Elizabeth Montoya is professor at the Institute of Mathematics of the Pontifical Catholic University of Valparaíso (PUCV). She is also a member of the Board of Directors of the Faculty of Science. She has also been Vice-President of the Mathematical Society of Chile and is the Chilean representative at ICME. As a specialist in mathematics didactics, her research focuses on analysis and reasoning in relation to modelling and teacher training. She has been involved in the development of MWS theory since its creation and was president of the organizing committee of the Sixth Symposium on Mathematical Work in Valparaiso in December 2018. As Director of the PUCV doctoral program in mathematics education, she also has extensive experience in teaching and supervising research on mathematics education.
Philippe R. Richard is professeur titulaire (full professor) in the Département de didactique at the Université de Montréal. He is a specialist in didactics of mathematics and computer science. He has participated in and has led several major programs concerning didactics, mathematics and computer science. His current research activity extends the recent technological achievements of his research team in artificial intelligence. He is regularly invited to chair thematic groups (CERME, ICME) and to preside over symposia on mathematical work (ETM). He also gives research seminars and participates in the writing of synthesis texts and as editors for books. He has been a visiting professor at the Universitat Autònoma de Barcelona, the Université de Paris and the École Polytechnique de Montréal, and he is currently editor-in-chief of the journal Annales de didactique et de sciences cognitives (IREM, Université de Strasbourg).
This book is a friendly and complete introduction to one of the most comprehensive contemporary theories of mathematics teaching and learning. By focusing on mathematical work performed by students and teachers during mathematics session, the theory of Mathematical Workings Spaces (MWS) has opened up new perspectives and avenues on mathematics education and mathematical thinking. In particular, it enables the identification of students' knowledge production processes and helps teachers to shape them.

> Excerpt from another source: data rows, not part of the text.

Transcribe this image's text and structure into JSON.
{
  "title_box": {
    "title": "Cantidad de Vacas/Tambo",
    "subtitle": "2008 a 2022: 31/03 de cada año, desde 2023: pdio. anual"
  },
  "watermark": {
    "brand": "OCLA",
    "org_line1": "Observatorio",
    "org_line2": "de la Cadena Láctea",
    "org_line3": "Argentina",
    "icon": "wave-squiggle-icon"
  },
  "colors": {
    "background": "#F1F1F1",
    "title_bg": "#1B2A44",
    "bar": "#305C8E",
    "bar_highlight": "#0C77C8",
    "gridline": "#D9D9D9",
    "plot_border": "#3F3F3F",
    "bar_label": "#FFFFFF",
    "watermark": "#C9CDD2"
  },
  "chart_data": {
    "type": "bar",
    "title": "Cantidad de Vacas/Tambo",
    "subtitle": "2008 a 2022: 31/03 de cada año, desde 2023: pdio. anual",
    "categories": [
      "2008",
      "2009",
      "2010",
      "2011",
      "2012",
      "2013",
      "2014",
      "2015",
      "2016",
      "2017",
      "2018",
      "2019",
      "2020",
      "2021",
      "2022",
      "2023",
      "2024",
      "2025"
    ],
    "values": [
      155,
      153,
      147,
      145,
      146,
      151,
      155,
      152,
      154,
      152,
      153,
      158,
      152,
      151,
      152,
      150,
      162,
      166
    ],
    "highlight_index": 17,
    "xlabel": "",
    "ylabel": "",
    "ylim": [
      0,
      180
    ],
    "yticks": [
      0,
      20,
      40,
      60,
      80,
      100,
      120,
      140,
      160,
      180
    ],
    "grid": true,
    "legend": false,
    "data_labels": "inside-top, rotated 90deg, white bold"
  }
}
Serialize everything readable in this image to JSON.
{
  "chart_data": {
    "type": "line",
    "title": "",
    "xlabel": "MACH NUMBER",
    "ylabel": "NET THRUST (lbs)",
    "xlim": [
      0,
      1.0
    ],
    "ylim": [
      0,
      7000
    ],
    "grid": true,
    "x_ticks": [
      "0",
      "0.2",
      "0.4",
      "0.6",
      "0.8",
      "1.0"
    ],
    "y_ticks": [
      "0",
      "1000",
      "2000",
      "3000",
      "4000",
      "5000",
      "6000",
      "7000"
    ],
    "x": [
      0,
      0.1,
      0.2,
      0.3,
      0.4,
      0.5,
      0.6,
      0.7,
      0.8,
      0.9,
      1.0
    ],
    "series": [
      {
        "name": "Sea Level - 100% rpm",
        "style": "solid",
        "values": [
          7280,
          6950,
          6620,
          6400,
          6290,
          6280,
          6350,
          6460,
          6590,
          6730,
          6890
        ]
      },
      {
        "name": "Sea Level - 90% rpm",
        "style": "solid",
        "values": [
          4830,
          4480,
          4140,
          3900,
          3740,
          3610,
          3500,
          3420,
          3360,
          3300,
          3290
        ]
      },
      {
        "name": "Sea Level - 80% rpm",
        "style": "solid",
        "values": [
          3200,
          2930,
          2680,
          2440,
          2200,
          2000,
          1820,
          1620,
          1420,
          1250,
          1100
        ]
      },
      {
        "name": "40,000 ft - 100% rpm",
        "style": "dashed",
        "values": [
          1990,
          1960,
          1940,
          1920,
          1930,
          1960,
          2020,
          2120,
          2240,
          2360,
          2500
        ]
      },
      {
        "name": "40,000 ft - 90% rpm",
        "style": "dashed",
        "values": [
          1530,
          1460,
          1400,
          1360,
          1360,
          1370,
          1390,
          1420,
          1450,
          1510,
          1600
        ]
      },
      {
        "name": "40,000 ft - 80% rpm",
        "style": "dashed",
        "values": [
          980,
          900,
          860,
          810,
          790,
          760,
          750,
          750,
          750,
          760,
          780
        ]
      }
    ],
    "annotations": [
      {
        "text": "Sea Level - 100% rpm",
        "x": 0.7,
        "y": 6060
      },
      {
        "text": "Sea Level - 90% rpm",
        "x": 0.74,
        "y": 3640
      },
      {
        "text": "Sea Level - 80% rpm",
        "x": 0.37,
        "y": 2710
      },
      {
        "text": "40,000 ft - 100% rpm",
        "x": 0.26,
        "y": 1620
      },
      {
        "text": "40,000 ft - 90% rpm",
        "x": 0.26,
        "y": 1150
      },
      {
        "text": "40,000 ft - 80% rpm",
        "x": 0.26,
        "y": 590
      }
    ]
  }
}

The first part of the book explores the heart of the theory and aims to further describe and understand epistemological and cognitive aspects of mathematical work. The second part develops the different MWS dedicated to observing how this work depends on the expectations of educational systems, how it is formed and taught, and how individuals appropriate it. In the last part, some applications and perspectives are discussed regarding topics of major importance today in mathematics education which relate to technological and digital tools, teacher training and modeling activities.

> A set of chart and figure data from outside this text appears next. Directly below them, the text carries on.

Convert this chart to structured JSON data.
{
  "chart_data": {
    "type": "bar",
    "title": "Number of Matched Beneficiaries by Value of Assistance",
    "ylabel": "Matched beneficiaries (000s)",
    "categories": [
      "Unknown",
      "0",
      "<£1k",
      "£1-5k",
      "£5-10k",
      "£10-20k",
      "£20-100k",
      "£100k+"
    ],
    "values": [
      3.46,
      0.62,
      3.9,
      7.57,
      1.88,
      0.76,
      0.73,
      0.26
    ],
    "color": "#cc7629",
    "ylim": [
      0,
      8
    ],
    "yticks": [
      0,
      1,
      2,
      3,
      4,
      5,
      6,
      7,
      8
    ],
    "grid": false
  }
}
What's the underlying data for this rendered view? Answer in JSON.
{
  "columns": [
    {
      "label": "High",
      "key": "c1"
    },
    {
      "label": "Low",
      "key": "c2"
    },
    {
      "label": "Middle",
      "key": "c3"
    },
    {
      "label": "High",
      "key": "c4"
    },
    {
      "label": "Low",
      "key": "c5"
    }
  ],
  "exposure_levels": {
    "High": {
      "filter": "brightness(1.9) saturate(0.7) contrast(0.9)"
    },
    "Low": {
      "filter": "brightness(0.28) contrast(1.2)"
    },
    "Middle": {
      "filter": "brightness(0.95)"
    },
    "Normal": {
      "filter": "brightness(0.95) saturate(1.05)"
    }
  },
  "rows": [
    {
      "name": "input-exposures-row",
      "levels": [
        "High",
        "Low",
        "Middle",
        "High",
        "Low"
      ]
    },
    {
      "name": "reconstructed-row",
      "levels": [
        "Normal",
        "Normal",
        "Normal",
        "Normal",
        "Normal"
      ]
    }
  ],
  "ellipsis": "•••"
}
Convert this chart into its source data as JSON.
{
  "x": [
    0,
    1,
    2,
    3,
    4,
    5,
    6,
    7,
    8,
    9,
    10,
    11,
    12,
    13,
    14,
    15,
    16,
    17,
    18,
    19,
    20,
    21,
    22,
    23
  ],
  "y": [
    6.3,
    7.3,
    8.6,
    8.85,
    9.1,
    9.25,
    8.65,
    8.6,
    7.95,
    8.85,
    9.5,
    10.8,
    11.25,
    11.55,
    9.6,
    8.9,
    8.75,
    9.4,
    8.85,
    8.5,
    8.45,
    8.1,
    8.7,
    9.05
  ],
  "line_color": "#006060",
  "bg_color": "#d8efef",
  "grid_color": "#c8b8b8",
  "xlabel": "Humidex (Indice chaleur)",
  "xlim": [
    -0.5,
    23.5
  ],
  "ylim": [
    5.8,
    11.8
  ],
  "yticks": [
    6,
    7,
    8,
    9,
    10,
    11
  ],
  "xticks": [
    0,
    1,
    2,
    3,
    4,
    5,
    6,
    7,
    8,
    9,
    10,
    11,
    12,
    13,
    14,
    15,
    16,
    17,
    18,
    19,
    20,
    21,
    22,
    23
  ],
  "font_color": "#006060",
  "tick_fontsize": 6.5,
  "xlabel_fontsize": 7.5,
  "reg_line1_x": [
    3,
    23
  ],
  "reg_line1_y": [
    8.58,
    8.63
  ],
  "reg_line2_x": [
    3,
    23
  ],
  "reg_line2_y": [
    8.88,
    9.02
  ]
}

In line with the spirit of the theory, the book was written to reflect the conceptual unity at the heart of the theory of MWS and, at the same time, to show the freedom and diversity of approaches given space therein. Written for researchers and professionals in mathematics education, it offers plenty of concrete examples from different educational systems around the world to illustrate the theoretical concepts and show the applicability of the theory to practice and research.